Convergence of $\frac{\sqrt{a_{n}}}{n}$ [duplicate]

Solution 1:

$$\Bigl(\sqrt a_n-\frac{1}{n}\Bigr)^2=a_n-2*\frac{\sqrt a_n}{n}+\frac{1}{n^2}<a_n+\frac{1}{n^2}.$$

Since all terms are greater than $0$, by the comparison theorem $$\sum_{n=1}^{n=\infty} \Bigl(a_n-2*\frac{\sqrt a_n}{n}+\frac{1}{n^2}\Bigr)$$ converges.

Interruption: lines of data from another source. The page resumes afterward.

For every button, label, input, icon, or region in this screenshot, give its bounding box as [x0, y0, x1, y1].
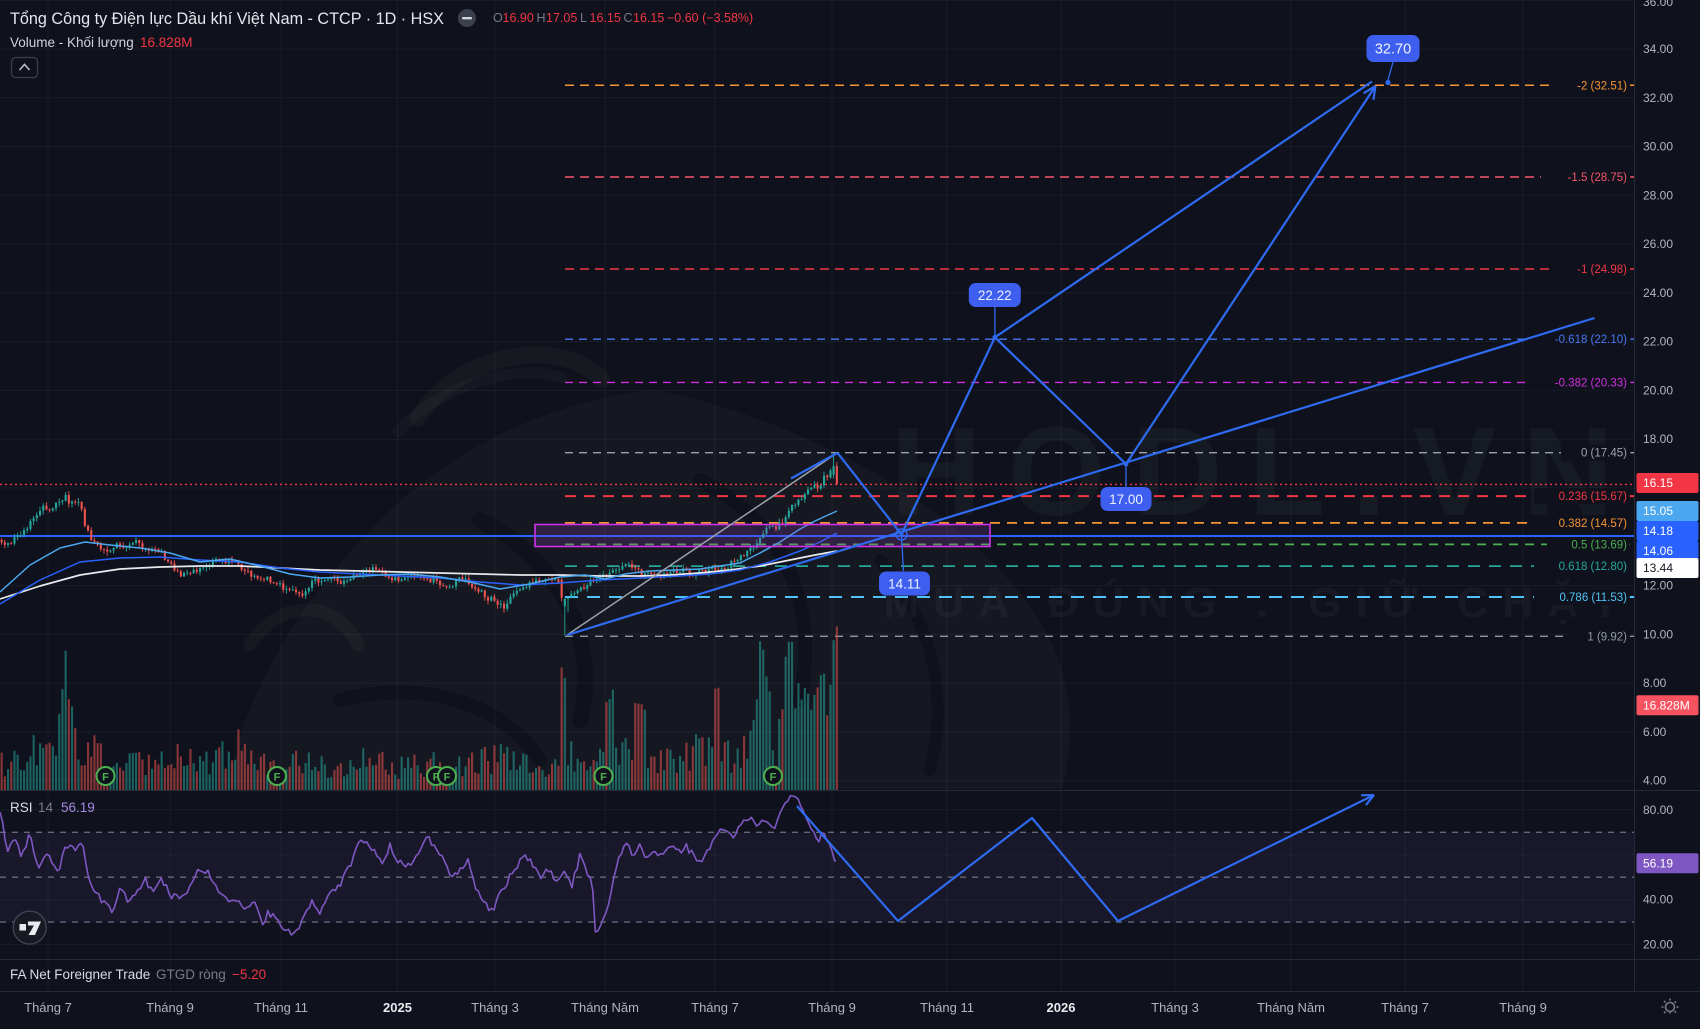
- svg-text:Tháng 3: Tháng 3: [471, 1000, 519, 1015]
- svg-text:16.15: 16.15: [1643, 476, 1673, 490]
- svg-text:40.00: 40.00: [1643, 893, 1673, 907]
- svg-text:16.15: 16.15: [590, 11, 621, 25]
- svg-text:L: L: [580, 11, 587, 25]
- svg-text:22.00: 22.00: [1643, 335, 1673, 349]
- svg-text:Tháng 11: Tháng 11: [920, 1000, 974, 1015]
- svg-text:Volume - Khối lượng: Volume - Khối lượng: [10, 35, 134, 50]
- svg-text:0.382 (14.57): 0.382 (14.57): [1559, 518, 1628, 530]
- svg-text:Tổng Công ty Điện lực Dầu khí: Tổng Công ty Điện lực Dầu khí Việt Nam -…: [10, 10, 444, 28]
- svg-text:GTGD ròng: GTGD ròng: [156, 967, 226, 982]
- svg-text:FA Net Foreigner Trade: FA Net Foreigner Trade: [10, 967, 150, 982]
- svg-text:22.22: 22.22: [978, 288, 1012, 303]
- svg-text:14.18: 14.18: [1643, 524, 1673, 538]
- svg-text:32.00: 32.00: [1643, 91, 1673, 105]
- svg-text:14: 14: [38, 800, 54, 815]
- svg-text:Tháng 11: Tháng 11: [254, 1000, 308, 1015]
- svg-text:O: O: [493, 11, 503, 25]
- svg-text:26.00: 26.00: [1643, 237, 1673, 251]
- svg-text:-1 (24.98): -1 (24.98): [1577, 264, 1627, 276]
- svg-text:Tháng 7: Tháng 7: [24, 1000, 72, 1015]
- svg-text:0.236 (15.67): 0.236 (15.67): [1559, 491, 1628, 503]
- svg-text:0.786 (11.53): 0.786 (11.53): [1559, 592, 1627, 604]
- svg-text:10.00: 10.00: [1643, 627, 1673, 641]
- svg-text:F: F: [102, 772, 109, 784]
- svg-text:56.19: 56.19: [61, 800, 95, 815]
- svg-text:MUA ĐÚNG . GIỮ CHẶT: MUA ĐÚNG . GIỮ CHẶT: [883, 578, 1632, 627]
- svg-text:-1.5 (28.75): -1.5 (28.75): [1568, 172, 1628, 184]
- svg-text:-2 (32.51): -2 (32.51): [1577, 80, 1627, 92]
- svg-text:Tháng 9: Tháng 9: [1499, 1000, 1547, 1015]
- svg-text:20.00: 20.00: [1643, 938, 1673, 952]
- svg-text:Tháng 7: Tháng 7: [691, 1000, 739, 1015]
- svg-text:Tháng 7: Tháng 7: [1381, 1000, 1429, 1015]
- svg-text:32.70: 32.70: [1375, 42, 1411, 58]
- svg-text:17.00: 17.00: [1109, 492, 1143, 507]
- svg-text:16.90: 16.90: [503, 11, 534, 25]
- svg-text:RSI: RSI: [10, 800, 33, 815]
- svg-text:Tháng 9: Tháng 9: [146, 1000, 194, 1015]
- svg-text:56.19: 56.19: [1643, 856, 1673, 870]
- svg-text:17.05: 17.05: [546, 11, 577, 25]
- svg-text:28.00: 28.00: [1643, 188, 1673, 202]
- svg-text:24.00: 24.00: [1643, 286, 1673, 300]
- svg-text:C: C: [624, 11, 633, 25]
- svg-text:12.00: 12.00: [1643, 579, 1673, 593]
- svg-text:8.00: 8.00: [1643, 676, 1667, 690]
- svg-text:13.44: 13.44: [1643, 561, 1673, 575]
- svg-text:-0.618 (22.10): -0.618 (22.10): [1555, 334, 1627, 346]
- svg-text:HODL.VN: HODL.VN: [891, 401, 1640, 542]
- svg-text:Tháng Năm: Tháng Năm: [571, 1000, 639, 1015]
- svg-text:14.06: 14.06: [1643, 544, 1673, 558]
- svg-text:15.05: 15.05: [1643, 504, 1673, 518]
- svg-text:80.00: 80.00: [1643, 803, 1673, 817]
- svg-text:18.00: 18.00: [1643, 432, 1673, 446]
- svg-text:34.00: 34.00: [1643, 42, 1673, 56]
- svg-text:−0.60 (−3.58%): −0.60 (−3.58%): [667, 11, 753, 25]
- svg-text:36.00: 36.00: [1643, 0, 1673, 9]
- svg-text:F: F: [600, 772, 607, 784]
- svg-text:Tháng 9: Tháng 9: [808, 1000, 856, 1015]
- svg-text:16.15: 16.15: [633, 11, 664, 25]
- svg-text:4.00: 4.00: [1643, 774, 1667, 788]
- svg-text:20.00: 20.00: [1643, 384, 1673, 398]
- svg-text:0.5 (13.69): 0.5 (13.69): [1571, 539, 1627, 551]
- svg-text:−5.20: −5.20: [232, 967, 266, 982]
- svg-text:30.00: 30.00: [1643, 140, 1673, 154]
- svg-text:14.11: 14.11: [888, 576, 921, 591]
- svg-text:6.00: 6.00: [1643, 725, 1667, 739]
- svg-text:Tháng 3: Tháng 3: [1151, 1000, 1199, 1015]
- svg-text:F: F: [770, 772, 777, 784]
- svg-text:16.828M: 16.828M: [140, 35, 193, 50]
- svg-text:1 (9.92): 1 (9.92): [1587, 631, 1627, 643]
- svg-text:16.828M: 16.828M: [1643, 698, 1690, 712]
- svg-text:-0.382 (20.33): -0.382 (20.33): [1555, 377, 1627, 389]
- svg-text:F: F: [444, 772, 451, 784]
- svg-text:Tháng Năm: Tháng Năm: [1257, 1000, 1325, 1015]
- svg-text:2026: 2026: [1047, 1000, 1076, 1015]
- svg-text:H: H: [537, 11, 546, 25]
- svg-text:F: F: [433, 772, 440, 784]
- svg-text:0 (17.45): 0 (17.45): [1581, 448, 1627, 460]
- svg-text:0.618 (12.80): 0.618 (12.80): [1559, 561, 1628, 573]
- svg-text:2025: 2025: [383, 1000, 412, 1015]
- svg-text:F: F: [274, 772, 281, 784]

But we were given that $\sum_{n=1}^{n=\infty} a_n$ converges and we know $\sum_{n=1}^{n=\infty} \frac{1}{n^2}$ converges, so since the sum or difference of convergent series also converges,the series $\sum_{n=1}^{n=\infty} \frac{\sqrt a_n}{n}$ converges.

Solution 2:

I agree with Etheory's answer that the Schwarz inequality is the easiest.

There,

$$\sum_{n=1}^\infty \frac{\sqrt{a_n}}{n} \leq \sqrt{\sum_{n=1}^\infty a_n \sum_{n=1}^\infty \frac{1}{n^2}}<\infty.$$

Solution 3:

$S_n < (s_n(1 + 1/2^2 + ...+ 1/n^2))^{1/2}$ by Cauchy-Schwarz inequality. $s_n$ is a convergent sequence and being the partial sum of the series $a_n$ hence bounded above by $K$, and $1 + 1/2^2 + ...1/n^2 < \pi^2/6$. So $S(n)$ being the partial sum of the current series is bounded above by $3K$, and it is an increasing sequence so must converge and we're done.

Solution 4:

It suffices to show that the sequence $$ s_n=\sum_{k=1}^n \frac{\sqrt{a_k}}{k}, \quad k\in\mathbb N, $$ is bounded. (Since $\{s_n\}$ is increasing, and assuming boundedness, we obtain that
$\{s_n\}$ converges.)

Using Cauchy-Schwarz we get that $$ s_n^2=\bigg(\sum_{k=1}^n \frac{a_k}{\sqrt{k}}\bigg)^2\le \bigg(\sum_{k=1}^n\frac{1}{k^2}\bigg)\bigg(\sum_{k=1}^n a_k \bigg)\le \frac{\pi^2}{6}\sum_{k=1}^\infty a_k, \tag{1} $$ since $\sum_{n=1}^\infty\frac{1}{n^2}=\frac{\pi^2}{6}$. Since the right hand side of $(1)$ is bounded, so is the left hand side, and hence $\{s_n\}$ is bounded and thus convergent.